3. Why do certain specialties, like cardiology and cancer, outpace others like psychiatry and orthopedics, for example, in measuring and improving quality? How does medicine compare to other industries, like automobile manufacturing, in this arena?

4. How should an infertile woman considering treatment choose a good specialist to help her get pregnant? (This could be expanded to any number of medical conditions, like cancer, heart disease, asthma, or diabetes.)

5. How well do commonly used consumer web sites, like WebMD, Wikipedia, and others, adhere to the "ideal care" outlined in respected clinical practice guidelines used by doctors?

6. How well do doctors in your area practice medicine? One could survey various patients in your area to see how well their care conforms to guidelines. Or, for the truly enterprising reporter, consider visiting various doctors or hospitals like a "secret shopper" and assess how well they do with medical problems like migraine headaches or other standard problems.

7. Have quality measures affected personnel decisions by major hospitals (for example, do they ever fire people who seriously underperform or have higher rates of serious complications)? Why or why not?

8. Why have some states or hospital systems taken a much more aggressive lead in demanding better quality medical care than others? What are the politics of this new kind of transparency? Who stands to win and who stands to lose with greater accountability?

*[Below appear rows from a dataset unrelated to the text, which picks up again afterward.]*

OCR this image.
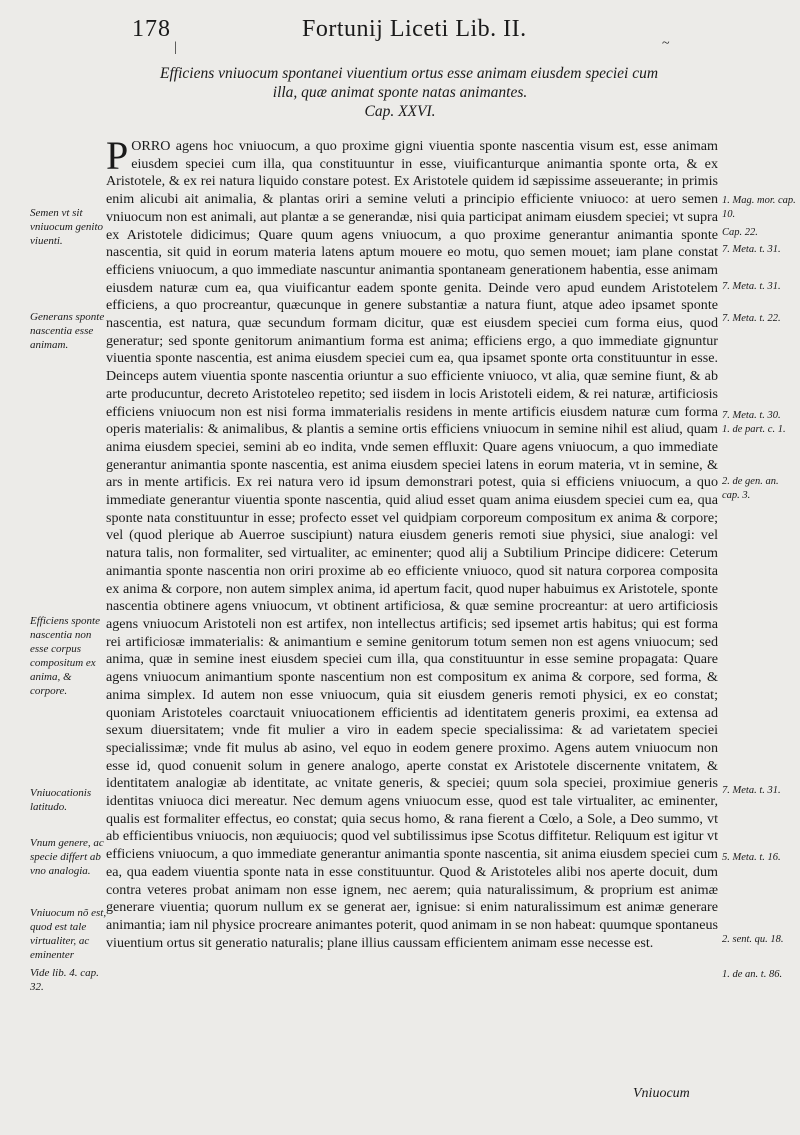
178	Fortunij Liceti Lib. II.
|	~
Efficiens vniuocum spontanei viuentium ortus esse animam eiusdem speciei cum
illa, quæ animat sponte natas animantes.
Cap. XXVI.

PORRO agens hoc vniuocum, a quo proxime gigni viuentia sponte nascentia visum est, esse animam eiusdem speciei cum illa, qua constituuntur in esse, viuificanturque animantia sponte orta, & ex Aristotele, & ex rei natura liquido constare potest. Ex Aristotele quidem id sæpissime asseuerante; in primis enim alicubi ait animalia, & plantas oriri a semine veluti a principio efficiente vniuoco: at uero semen vniuocum non est animali, aut plantæ a se generandæ, nisi quia participat animam eiusdem speciei; vt supra ex Aristotele didicimus; Quare quum agens vniuocum, a quo proxime generantur animantia sponte nascentia, sit quid in eorum materia latens aptum mouere eo motu, quo semen mouet; iam plane constat efficiens vniuocum, a quo immediate nascuntur animantia spontaneam generationem habentia, esse animam eiusdem naturæ cum ea, qua viuificantur eadem sponte genita. Deinde vero apud eundem Aristotelem efficiens, a quo procreantur, quæcunque in genere substantiæ a natura fiunt, atque adeo ipsamet sponte nascentia, est natura, quæ secundum formam dicitur, quæ est eiusdem speciei cum forma eius, quod generatur; sed sponte genitorum animantium forma est anima; efficiens ergo, a quo immediate gignuntur viuentia sponte nascentia, est anima eiusdem speciei cum ea, qua ipsamet sponte orta constituuntur in esse. Deinceps autem viuentia sponte nascentia oriuntur a suo efficiente vniuoco, vt alia, quæ semine fiunt, & ab arte producuntur, decreto Aristoteleo repetito; sed iisdem in locis Aristoteli eidem, & rei naturæ, artificiosis efficiens vniuocum non est nisi forma immaterialis residens in mente artificis eiusdem naturæ cum forma operis materialis: & animalibus, & plantis a semine ortis efficiens vniuocum in semine nihil est aliud, quam anima eiusdem speciei, semini ab eo indita, vnde semen effluxit: Quare agens vniuocum, a quo immediate generantur animantia sponte nascentia, est anima eiusdem speciei latens in eorum materia, vt in semine, & ars in mente artificis. Ex rei natura vero id ipsum demonstrari potest, quia si efficiens vniuocum, a quo immediate generantur viuentia sponte nascentia, quid aliud esset quam anima eiusdem speciei cum ea, qua sponte nata constituuntur in esse; profecto esset vel quidpiam corporeum compositum ex anima & corpore; vel (quod plerique ab Auerroe suscipiunt) natura eiusdem generis remoti siue physici, siue analogi: vel natura talis, non formaliter, sed virtualiter, ac eminenter; quod alij a Subtilium Principe didicere: Ceterum animantia sponte nascentia non oriri proxime ab eo efficiente vniuoco, quod sit natura corporea composita ex anima & corpore, non autem simplex anima, id apertum facit, quod nuper habuimus ex Aristotele, sponte nascentia obtinere agens vniuocum, vt obtinent artificiosa, & quæ semine procreantur: at uero artificiosis agens vniuocum Aristoteli non est artifex, non intellectus artificis; sed ipsemet artis habitus; qui est forma rei artificiosæ immaterialis: & animantium e semine genitorum totum semen non est agens vniuocum; sed anima, quæ in semine inest eiusdem speciei cum illa, qua constituuntur in esse semine propagata: Quare agens vniuocum animantium sponte nascentium non est compositum ex anima & corpore, sed forma, & anima simplex. Id autem non esse vniuocum, quia sit eiusdem generis remoti physici, ex eo constat; quoniam Aristoteles coarctauit vniuocationem efficientis ad identitatem generis proximi, ea extensa ad sexum diuersitatem; vnde fit mulier a viro in eadem specie specialissima: & ad varietatem speciei specialissimæ; vnde fit mulus ab asino, vel equo in eodem genere proximo. Agens autem vniuocum non esse id, quod conuenit solum in genere analogo, aperte constat ex Aristotele discernente vnitatem, & identitatem analogiæ ab identitate, ac vnitate generis, & speciei; quum sola speciei, proximiue generis identitas vniuoca dici mereatur. Nec demum agens vniuocum esse, quod est tale virtualiter, ac eminenter, qualis est formaliter effectus, eo constat; quia secus homo, & rana fierent a Cœlo, a Sole, a Deo summo, vt ab efficientibus vniuocis, non æquiuocis; quod vel subtilissimus ipse Scotus diffitetur. Reliquum est igitur vt efficiens vniuocum, a quo immediate generantur animantia sponte nascentia, sit anima eiusdem speciei cum ea, qua eadem viuentia sponte nata in esse constituuntur. Quod & Aristoteles alibi nos aperte docuit, dum contra veteres probat animam non esse ignem, nec aerem; quia naturalissimum, & proprium est animæ generare viuentia; quorum nullum ex se generat aer, ignisue: si enim naturalissimum est animæ generare animantia; iam nil physice procreare animantes poterit, quod animam in se non habeat: quumque spontaneus viuentium ortus sit generatio naturalis; plane illius caussam efficientem animam esse necesse est.

Semen vt sit vniuocum genito viuenti.
Generans sponte nascentia esse animam.
Efficiens sponte nascentia non esse corpus compositum ex anima, & corpore.
Vniuocationis latitudo.
Vnum genere, ac specie differt ab vno analogia.
Vniuocum nõ est, quod est tale virtualiter, ac eminenter
Vide lib. 4. cap. 32.
1. Mag. mor. cap. 10.
Cap. 22.
7. Meta. t. 31.
7. Meta. t. 31.
7. Meta. t. 22.
7. Meta. t. 30.
1. de part. c. 1.
2. de gen. an. cap. 3.
7. Meta. t. 31.
5. Meta. t. 16.
2. sent. qu. 18.
1. de an. t. 86.
Vniuocum
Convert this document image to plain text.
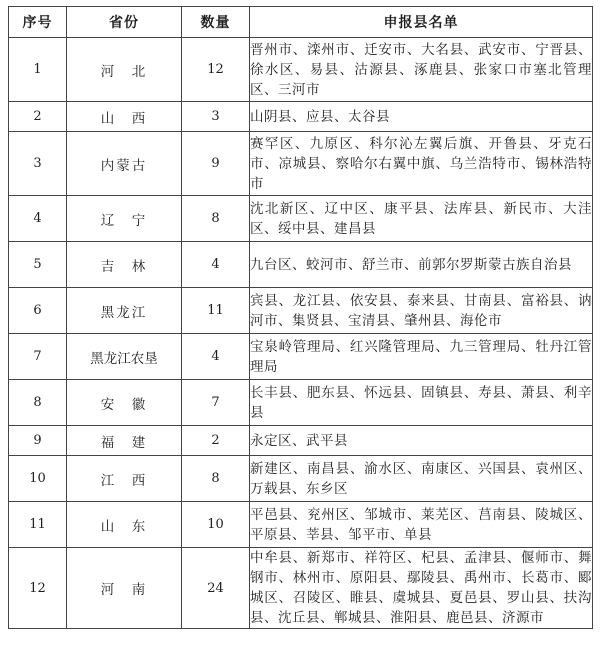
序号	省份	数量	申报县名单
1	河　北	12	晋州市、滦州市、迁安市、大名县、武安市、宁晋县、徐水区、易县、沽源县、涿鹿县、张家口市塞北管理区、三河市
2	山　西	3	山阴县、应县、太谷县
3	内蒙古	9	赛罕区、九原区、科尔沁左翼后旗、开鲁县、牙克石市、凉城县、察哈尔右翼中旗、乌兰浩特市、锡林浩特市
4	辽　宁	8	沈北新区、辽中区、康平县、法库县、新民市、大洼区、绥中县、建昌县
5	吉　林	4	九台区、蛟河市、舒兰市、前郭尔罗斯蒙古族自治县
6	黑龙江	11	宾县、龙江县、依安县、泰来县、甘南县、富裕县、讷河市、集贤县、宝清县、肇州县、海伦市
7	黑龙江农垦	4	宝泉岭管理局、红兴隆管理局、九三管理局、牡丹江管理局
8	安　徽	7	长丰县、肥东县、怀远县、固镇县、寿县、萧县、利辛县
9	福　建	2	永定区、武平县
10	江　西	8	新建区、南昌县、渝水区、南康区、兴国县、袁州区、万载县、东乡区
11	山　东	10	平邑县、兖州区、邹城市、莱芜区、莒南县、陵城区、平原县、莘县、邹平市、单县
12	河　南	24	中牟县、新郑市、祥符区、杞县、孟津县、偃师市、舞钢市、林州市、原阳县、鄢陵县、禹州市、长葛市、郾城区、召陵区、睢县、虞城县、夏邑县、罗山县、扶沟县、沈丘县、郸城县、淮阳县、鹿邑县、济源市
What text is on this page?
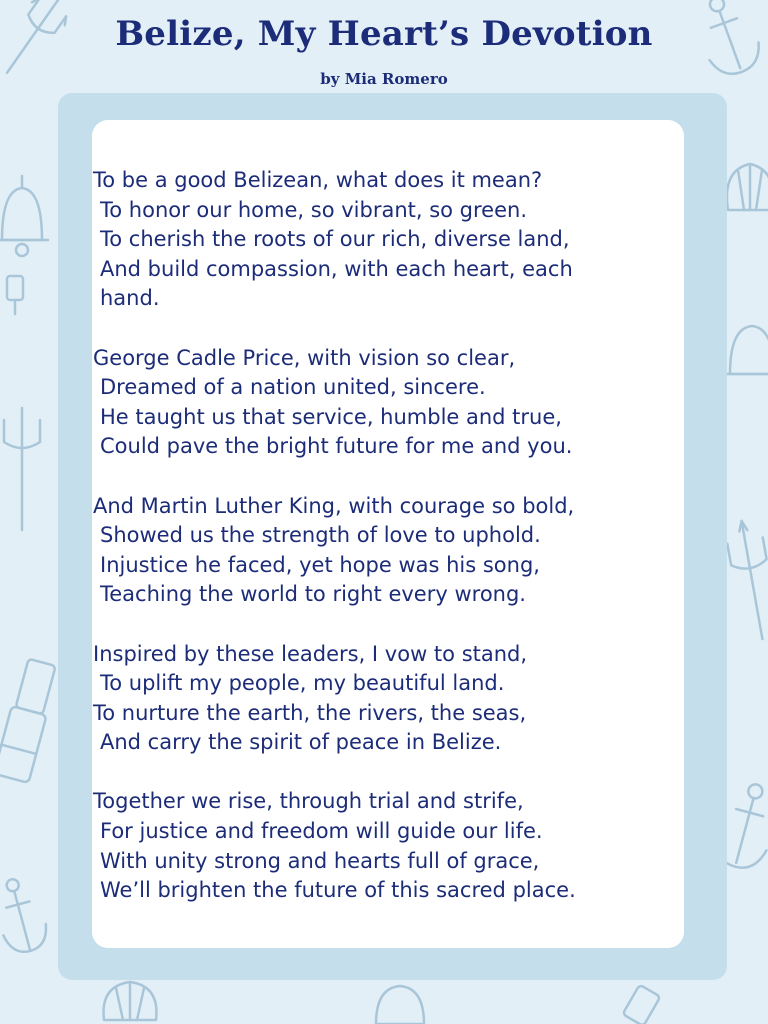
Belize, My Heart’s Devotion
by Mia Romero
To be a good Belizean, what does it mean?
To honor our home, so vibrant, so green.
To cherish the roots of our rich, diverse land,
And build compassion, with each heart, each
hand.
George Cadle Price, with vision so clear,
Dreamed of a nation united, sincere.
He taught us that service, humble and true,
Could pave the bright future for me and you.
And Martin Luther King, with courage so bold,
Showed us the strength of love to uphold.
Injustice he faced, yet hope was his song,
Teaching the world to right every wrong.
Inspired by these leaders, I vow to stand,
To uplift my people, my beautiful land.
To nurture the earth, the rivers, the seas,
And carry the spirit of peace in Belize.
Together we rise, through trial and strife,
For justice and freedom will guide our life.
With unity strong and hearts full of grace,
We’ll brighten the future of this sacred place.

9. What are the ethical responsibilities of hospitals to report their success, volume, and complication rates from procedures like cardiac or other major surgeries to patients at the point-of-service, especially if a nearby competitor performs better?

Darshak Sanghavi, the chief of pediatric cardiology at the University of Massachusetts Medical School, writes and speaks frequently on NBC's Today show and NPR's All Things Considered. He is also Slate's health care columnist, a contributing editor at Parents, and the author of A Map of the Child: A Pediatrician's Tour of the Body.